A concept is a boolean-valued function over a set of input instances (each comprising input attributes). Concept learning is a form of supervised learning. Infer an unknown boolean-valued function from training-examples.

Hypothesis

There is a trade-off between expressive power and smaller hypothesis space. Large hypothesis spaces are bad, because search is going to take a long time, and also requires more data. Humans exploit structure in the hypothesis space to guide search and learn faster.

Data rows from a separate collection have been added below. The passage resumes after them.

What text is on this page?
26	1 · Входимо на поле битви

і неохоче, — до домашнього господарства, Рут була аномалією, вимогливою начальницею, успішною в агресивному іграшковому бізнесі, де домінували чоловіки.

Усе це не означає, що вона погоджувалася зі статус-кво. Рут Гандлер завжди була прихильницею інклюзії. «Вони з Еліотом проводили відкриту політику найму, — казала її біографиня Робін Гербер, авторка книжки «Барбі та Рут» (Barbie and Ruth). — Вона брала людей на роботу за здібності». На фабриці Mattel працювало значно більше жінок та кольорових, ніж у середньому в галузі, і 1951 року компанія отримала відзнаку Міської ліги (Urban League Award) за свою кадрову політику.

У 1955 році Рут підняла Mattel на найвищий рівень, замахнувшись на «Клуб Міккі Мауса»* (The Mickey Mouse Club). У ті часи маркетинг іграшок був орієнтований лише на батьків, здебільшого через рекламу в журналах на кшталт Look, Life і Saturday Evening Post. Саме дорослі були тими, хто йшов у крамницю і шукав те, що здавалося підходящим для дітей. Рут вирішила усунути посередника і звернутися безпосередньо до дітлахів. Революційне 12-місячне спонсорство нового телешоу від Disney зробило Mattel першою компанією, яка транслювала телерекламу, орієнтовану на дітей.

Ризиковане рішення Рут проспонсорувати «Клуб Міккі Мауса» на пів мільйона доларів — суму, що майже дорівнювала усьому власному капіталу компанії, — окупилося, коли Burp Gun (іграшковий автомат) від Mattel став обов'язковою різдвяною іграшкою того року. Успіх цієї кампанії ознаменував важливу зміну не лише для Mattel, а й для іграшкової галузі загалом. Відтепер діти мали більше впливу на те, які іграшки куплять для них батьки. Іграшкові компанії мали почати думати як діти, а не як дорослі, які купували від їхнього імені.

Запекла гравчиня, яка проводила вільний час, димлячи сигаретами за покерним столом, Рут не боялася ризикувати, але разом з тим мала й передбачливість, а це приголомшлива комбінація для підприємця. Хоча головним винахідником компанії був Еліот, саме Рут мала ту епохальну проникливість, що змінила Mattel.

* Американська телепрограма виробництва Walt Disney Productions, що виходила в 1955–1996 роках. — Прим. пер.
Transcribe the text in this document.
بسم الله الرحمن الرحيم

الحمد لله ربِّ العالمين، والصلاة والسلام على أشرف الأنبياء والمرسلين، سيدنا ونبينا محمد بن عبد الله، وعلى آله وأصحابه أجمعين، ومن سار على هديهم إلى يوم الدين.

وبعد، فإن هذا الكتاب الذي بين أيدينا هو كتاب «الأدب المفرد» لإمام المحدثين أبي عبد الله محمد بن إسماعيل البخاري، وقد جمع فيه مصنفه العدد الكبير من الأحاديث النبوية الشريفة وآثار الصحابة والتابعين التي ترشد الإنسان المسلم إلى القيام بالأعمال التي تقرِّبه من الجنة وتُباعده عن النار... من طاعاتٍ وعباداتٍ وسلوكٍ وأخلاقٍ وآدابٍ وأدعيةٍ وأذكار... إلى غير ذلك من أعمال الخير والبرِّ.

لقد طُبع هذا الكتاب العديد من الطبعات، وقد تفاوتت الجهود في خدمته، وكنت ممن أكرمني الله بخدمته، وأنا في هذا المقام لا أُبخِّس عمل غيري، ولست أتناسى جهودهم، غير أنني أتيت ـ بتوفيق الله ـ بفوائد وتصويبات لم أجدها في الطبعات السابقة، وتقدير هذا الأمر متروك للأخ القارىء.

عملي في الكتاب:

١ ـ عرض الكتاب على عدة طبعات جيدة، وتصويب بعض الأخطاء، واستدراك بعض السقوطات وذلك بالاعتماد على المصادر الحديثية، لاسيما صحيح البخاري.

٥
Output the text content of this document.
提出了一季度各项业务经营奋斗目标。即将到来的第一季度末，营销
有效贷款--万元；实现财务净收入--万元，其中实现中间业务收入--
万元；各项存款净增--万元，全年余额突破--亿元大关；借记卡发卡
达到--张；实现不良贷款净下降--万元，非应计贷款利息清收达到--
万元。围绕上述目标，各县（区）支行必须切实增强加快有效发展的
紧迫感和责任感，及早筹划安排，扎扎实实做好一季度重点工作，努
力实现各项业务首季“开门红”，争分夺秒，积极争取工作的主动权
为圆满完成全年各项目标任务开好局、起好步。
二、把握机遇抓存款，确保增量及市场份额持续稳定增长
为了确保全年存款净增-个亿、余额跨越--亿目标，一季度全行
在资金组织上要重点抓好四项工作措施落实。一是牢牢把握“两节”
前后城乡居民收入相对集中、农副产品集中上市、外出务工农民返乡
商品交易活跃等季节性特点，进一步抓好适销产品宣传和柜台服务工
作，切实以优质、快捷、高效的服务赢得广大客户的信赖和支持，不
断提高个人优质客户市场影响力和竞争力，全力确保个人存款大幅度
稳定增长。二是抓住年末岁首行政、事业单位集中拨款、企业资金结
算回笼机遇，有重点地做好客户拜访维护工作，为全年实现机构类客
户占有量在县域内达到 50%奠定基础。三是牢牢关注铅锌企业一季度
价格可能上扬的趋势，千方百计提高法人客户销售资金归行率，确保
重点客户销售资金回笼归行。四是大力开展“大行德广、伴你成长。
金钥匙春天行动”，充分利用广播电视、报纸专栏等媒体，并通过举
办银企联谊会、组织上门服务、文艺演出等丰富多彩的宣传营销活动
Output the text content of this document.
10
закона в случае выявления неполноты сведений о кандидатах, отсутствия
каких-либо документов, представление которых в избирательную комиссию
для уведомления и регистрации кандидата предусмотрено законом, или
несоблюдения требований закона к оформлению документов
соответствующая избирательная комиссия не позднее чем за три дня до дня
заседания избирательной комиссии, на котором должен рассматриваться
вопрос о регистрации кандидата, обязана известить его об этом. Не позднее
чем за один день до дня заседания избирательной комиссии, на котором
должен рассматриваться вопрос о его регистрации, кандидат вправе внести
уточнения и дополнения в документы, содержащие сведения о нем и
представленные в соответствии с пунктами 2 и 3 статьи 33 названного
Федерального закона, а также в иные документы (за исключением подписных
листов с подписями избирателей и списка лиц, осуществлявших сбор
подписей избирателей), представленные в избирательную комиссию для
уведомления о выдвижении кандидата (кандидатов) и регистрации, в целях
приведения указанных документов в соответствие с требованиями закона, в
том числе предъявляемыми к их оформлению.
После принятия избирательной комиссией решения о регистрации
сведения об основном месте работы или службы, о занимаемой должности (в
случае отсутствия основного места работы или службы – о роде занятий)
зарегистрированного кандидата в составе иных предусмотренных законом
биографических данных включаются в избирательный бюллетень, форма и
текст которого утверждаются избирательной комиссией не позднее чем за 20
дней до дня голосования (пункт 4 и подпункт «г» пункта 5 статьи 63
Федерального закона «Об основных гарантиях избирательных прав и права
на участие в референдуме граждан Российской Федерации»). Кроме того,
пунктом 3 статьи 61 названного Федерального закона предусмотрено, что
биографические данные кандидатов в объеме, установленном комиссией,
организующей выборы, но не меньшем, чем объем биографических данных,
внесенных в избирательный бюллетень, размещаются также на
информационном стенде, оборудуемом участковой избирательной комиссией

A hypothesis \(h\) is consistent with a set of training examples \(D\) iff \(h(x) = c(x)\) for all \(<x,c(x)> \in D\).

Inductive Learning

Any hypothesis found to approximate the target function well over a sufficient large set of training examples will also approximate the target function well over other unobserved examples.

The goal is to search for a hypothesis \(h \in H\) that is consistent with \(D\).

Exploit Structure in Concept Learning

\(h_j\) is more general than or equal to \(h_k\) (denoted \(h_j \ge_{g} ph_k\)) iff any input instance \(x\) that satisfies \(h_j\) also satisfies \(h_k\).

This is relation is a partial order.

Find-S Algorithm

Intuition: Start with the most specific hypothesis \(h\). Whenever it wrongly classifies a positive training example, we “minimally” generalize it to satisfy its input instance.

Limitations

  1. Can’t tell whether Find-S has learnt the target concept
  2. Can’t tell when training examples are inconsistent
  3. Picks a maximally specific \(h\)
  4. Depending on \(H\), there may be several solutions

Version Space

\begin{equation*} VS_{H,D} = {h \in H | h \text{ is consistent with }D} \end{equation*}

  • If \(c \in H\), then D can reduce \(VS_{H,D}\) to \({c}\).
  • If D is insufficient, then \(VS_{H,D}\) represents the uncertainty of what the target concept is
  • \(VS_{H,D}\) contains all consistent hypotheses, including maximally specific hypotheses

The general boundary G of \(VS_{H,D}\) is the set of maximally general members of \(H\) consistent with \(D\).

The specific boundary S of \(VS_{H,D}\) is the set of maximally general members of \(H\) consistent with \(D\).

\begin{equation*} VS_{H,D} = {h \in H | \exists s \in S \exists g \in G g \ge_g h \ge_g s } \end{equation*}

List-Then-Eliminate Algorithm

Iterate through all hypotheses in \(H\), and eliminate any hypothesis found inconsistent with any training example. This algorithm is often prohibitively expensive.

Candidate-Elimination Algorithm

Start with most general and specific hypotheses. Each training example “minimally” generalizes S and specializes G to remove inconsistent hypotheses from version space.